Einhörner aus dem Morenland

- Ganz überzeugt war Conrad Gesner selbst nicht von allen seinen Darstellungen der Tierwelt. Als der Schweizer Universalgelehrte im Jahr 1551 sein vierbändiges Werk "Historia animalium" veröffentlichte, schrieb er zwar kritisch über das Einhorn in der Fauna, streitet aber die Existenz des Fabelwesens auch nicht völlig ab: Zwar gäbe es niemanden, der das Tier in Europa je gesehen habe. Dennoch glaubt Gesner, dass es lebt: "Sonst wären seine Hörner nicht vorhanden." Er folgert streng wissenschaftlich, dass "Indien, Arabien oder Morenland" sie erzeugen müsse.

Beschreibung der Tierwelt aus dem Jahr 1545

Im Jahr 1545 nahm sich Gesner vor, die gesamte Tierwelt seiner Zeit zu dokumentieren und zu beschreiben. Sechs Jahre später veröffentlichte er dann sein opulentes Gesamtwerk, die "Historia animalium". Das Werk umfasst vier Bücher und ist insgesamt rund 3300 Seiten stark. Jetzt zeigt die Universitätsbibliothek der Ludwig-Maximilians-Universität München in ihrer Ausleihhalle im Erdgeschoss (Geschwister-Scholl-Platz 1) dieses frühe Lexikon der Lebewesen.

Gesner ordnete in seinem Kompendium die Tierwelt nach den lateinischen Namen. Er beschrieb die meisten europäischen Tiere, wie Rinder oder Schafe, detailgenau und lebensecht. Ganz anders sah es hingegen bei exotischen Vertretern aus, die er selbst nie gesehen hatte. Er kannte sie nur aus Erzählungen oder übernahm sie einfach von Naturkundigen, die schon zuvor das Tierreich beschreiben hatten. So erreicht die Giraffe beinahe Turmhöhe - vergleicht man sie mit ihrem zwergenhaften Führer. Ihr Fell erstrahlt leuchtend pink.

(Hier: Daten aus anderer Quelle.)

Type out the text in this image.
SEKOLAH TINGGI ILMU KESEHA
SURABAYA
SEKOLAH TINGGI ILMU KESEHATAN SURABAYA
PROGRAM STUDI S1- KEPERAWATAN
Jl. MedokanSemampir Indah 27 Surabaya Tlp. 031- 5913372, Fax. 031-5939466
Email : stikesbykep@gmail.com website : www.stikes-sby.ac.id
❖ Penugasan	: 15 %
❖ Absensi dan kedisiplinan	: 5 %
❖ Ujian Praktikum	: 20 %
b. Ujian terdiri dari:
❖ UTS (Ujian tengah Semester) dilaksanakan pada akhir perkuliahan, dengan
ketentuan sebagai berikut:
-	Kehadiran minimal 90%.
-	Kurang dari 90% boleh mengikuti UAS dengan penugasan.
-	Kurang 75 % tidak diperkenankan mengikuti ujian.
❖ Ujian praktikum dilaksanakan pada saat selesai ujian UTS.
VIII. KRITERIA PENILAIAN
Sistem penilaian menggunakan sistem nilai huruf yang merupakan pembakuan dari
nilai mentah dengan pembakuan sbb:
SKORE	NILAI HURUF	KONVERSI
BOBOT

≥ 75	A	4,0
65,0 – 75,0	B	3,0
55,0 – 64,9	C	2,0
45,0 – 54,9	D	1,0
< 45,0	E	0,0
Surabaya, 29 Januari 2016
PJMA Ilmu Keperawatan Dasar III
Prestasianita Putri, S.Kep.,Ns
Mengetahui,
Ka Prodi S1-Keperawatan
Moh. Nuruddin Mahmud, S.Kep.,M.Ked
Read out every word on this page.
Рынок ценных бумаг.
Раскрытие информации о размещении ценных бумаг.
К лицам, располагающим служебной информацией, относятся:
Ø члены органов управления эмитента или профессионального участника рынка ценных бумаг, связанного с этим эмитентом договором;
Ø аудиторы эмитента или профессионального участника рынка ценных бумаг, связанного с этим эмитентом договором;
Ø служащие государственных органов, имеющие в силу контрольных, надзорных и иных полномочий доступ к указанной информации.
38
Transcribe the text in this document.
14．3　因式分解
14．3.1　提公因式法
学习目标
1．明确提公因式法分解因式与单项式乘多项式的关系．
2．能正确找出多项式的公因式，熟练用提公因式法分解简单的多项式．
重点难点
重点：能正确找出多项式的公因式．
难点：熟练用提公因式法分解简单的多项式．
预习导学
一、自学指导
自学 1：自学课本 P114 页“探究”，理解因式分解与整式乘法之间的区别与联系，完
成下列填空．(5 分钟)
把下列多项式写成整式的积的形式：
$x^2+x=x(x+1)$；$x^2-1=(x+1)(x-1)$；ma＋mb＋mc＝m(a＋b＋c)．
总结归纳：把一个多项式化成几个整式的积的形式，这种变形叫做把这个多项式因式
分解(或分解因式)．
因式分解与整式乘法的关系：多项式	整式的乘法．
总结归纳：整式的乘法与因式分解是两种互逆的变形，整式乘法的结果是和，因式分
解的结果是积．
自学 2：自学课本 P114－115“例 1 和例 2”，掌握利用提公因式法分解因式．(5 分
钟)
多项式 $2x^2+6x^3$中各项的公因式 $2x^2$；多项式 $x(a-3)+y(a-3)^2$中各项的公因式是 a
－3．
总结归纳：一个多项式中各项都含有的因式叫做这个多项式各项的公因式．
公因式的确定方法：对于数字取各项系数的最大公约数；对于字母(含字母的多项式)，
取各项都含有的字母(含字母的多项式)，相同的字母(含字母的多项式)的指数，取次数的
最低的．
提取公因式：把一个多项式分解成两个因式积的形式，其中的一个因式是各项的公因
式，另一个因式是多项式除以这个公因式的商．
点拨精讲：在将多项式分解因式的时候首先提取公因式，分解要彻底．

Die meisten der damals gedruckten Bücher der Ausgabe "Historia animalium" erschienen damals in Schwarz-Weiß. Einige Ausgaben jedoch wurden nachkoloriert. In insgesamt 13 Schaukästen in der LMU-Universitätsbibliothek kann man die farbigen Tierdarstellungen bewundern.

Auch in das Leben des rastlosen Naturforschers erhält man Einblick: Geboren wurde er als Sohn armer Eltern in Zürich. Nach dem Abschluss seines Studiums wurde er erst einmal Professor für griechische Sprache, dann wurde er Professor für Medizin und allgemeine Naturwissenschaften an der Universität Lausanne.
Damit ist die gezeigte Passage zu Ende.